DiCaprio podjął jedną decyzję w 1997 r. Nie żałuje jej do dziś
Leonardo DiCaprio podzielił się nietypową receptą na długowieczność w Hollywood: "znikaj tak bardzo, jak tylko się da". Aktor wytłumaczył, dlaczego od lat świadomie usuwa się w cień i zabrał głos na temat technologii, która wywołuje w branży filmowej dużo emocji.
Leonardo DiCaprio ma dwa powody do radości. Aktor zdobył nominację do Złotych Globów w kategorii najlepszy aktor w komedii lub musicalu za rolę Boba Fergusona w filmie "Jedna bitwa po drugiej". Zaangażowanie DiCaprio doceniła też redakcja magazynu "Time", która przyznała hollywoodzkiej gwieździe tytuł Artysty Roku 2025.
DiCaprio udzielił magazynowi "Time" wywiadu, w którym poruszył wiele wątków związanych ze swoim życiem, kinem i rozwojem branży filmowej. Aktor powiedział, dlaczego unika rozgłosu - zależy mu na tym, aby ludzie nie czuli przesytu jego obecnością w mediach.
Dlaczego ludzie nie mają dość Leonardo DiCaprio?
- To równowaga, o którą staram się dbać przez całe moje dorosłe życie, a wciąż nie jestem w tym ekspertem. Myślę, że moja prosta filozofia brzmi: wychylaj się tylko wtedy, gdy masz coś do powiedzenia albo masz coś do pokazania. W przeciwnym razie znikaj tak bardzo, jak tylko się da - powiedział DiCaprio.
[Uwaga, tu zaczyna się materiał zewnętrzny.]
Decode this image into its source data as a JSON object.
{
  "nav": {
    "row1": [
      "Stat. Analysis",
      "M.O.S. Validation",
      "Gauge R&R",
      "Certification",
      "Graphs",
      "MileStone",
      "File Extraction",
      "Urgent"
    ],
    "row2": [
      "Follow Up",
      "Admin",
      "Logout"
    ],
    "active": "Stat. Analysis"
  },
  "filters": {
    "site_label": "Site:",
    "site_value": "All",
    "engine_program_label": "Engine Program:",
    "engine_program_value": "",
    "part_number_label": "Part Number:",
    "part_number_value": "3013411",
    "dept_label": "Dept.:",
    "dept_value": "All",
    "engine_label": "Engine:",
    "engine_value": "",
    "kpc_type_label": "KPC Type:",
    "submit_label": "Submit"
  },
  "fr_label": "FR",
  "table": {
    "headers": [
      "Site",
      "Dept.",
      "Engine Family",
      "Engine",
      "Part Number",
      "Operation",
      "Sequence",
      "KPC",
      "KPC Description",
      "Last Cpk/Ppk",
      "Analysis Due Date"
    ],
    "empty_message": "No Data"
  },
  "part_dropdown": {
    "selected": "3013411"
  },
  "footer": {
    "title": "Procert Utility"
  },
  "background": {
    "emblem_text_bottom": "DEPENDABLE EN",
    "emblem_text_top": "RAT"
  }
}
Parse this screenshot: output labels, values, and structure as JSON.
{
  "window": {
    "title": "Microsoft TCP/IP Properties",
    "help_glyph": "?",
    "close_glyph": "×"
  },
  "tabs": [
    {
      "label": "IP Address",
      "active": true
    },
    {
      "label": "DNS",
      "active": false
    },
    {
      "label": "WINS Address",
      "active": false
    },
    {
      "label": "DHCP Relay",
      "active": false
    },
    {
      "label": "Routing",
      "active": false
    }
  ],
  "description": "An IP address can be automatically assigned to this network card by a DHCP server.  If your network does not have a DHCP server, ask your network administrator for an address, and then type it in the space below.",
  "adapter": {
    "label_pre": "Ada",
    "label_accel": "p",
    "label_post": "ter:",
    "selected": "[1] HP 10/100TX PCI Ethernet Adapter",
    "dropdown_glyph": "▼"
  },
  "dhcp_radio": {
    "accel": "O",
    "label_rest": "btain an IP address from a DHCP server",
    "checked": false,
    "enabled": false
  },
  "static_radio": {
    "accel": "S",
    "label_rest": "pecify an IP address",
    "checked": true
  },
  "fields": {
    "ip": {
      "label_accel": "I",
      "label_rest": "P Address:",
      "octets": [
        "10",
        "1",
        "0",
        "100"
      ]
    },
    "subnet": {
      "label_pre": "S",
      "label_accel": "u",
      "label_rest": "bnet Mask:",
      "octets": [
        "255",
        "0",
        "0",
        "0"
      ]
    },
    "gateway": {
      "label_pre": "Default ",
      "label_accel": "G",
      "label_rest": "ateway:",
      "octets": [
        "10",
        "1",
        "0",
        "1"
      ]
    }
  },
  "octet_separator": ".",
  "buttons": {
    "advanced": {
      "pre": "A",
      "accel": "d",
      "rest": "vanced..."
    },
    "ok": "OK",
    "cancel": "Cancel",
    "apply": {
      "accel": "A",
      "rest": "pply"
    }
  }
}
Aktor zaczął zastanawiać się nad ostrożniejszym zarządzaniem swoją obecnością w mediach po gigantycznym sukcesie "Titanica" w 1997 r. Po premierze filmu Jamesa Camerona, który wyniósł DiCaprio do pierwszej ligi Hollywood, aktor był pewien, że ludzie czuli przesyt jego wizerunkiem.
- Pomyślałem sobie: OK, co zrobić, żeby mieć długą karierę? Bo kocham to, co robię, i czuję, że najlepszym sposobem na długą karierę jest zejście ludziom z oczu - powiedział aktor.
Leonardo DiCaprio o sztucznej inteligencji
Aktor w rozmowie z magazynem "Time" wyraził też zaniepokojenie wobec bliskiej relacji Hollywood ze sztuczną inteligencją. Jego zdaniem to przykre, kiedy utalentowani i doświadczeni ludzie w branży tracą pracę z powodu AI. DiCaprio twierdzi, że sztucznej inteligencji brakuje pierwiastka człowieczeństwa, dlatego jej wytworów nie można uznać za pełnoprawną sztukę.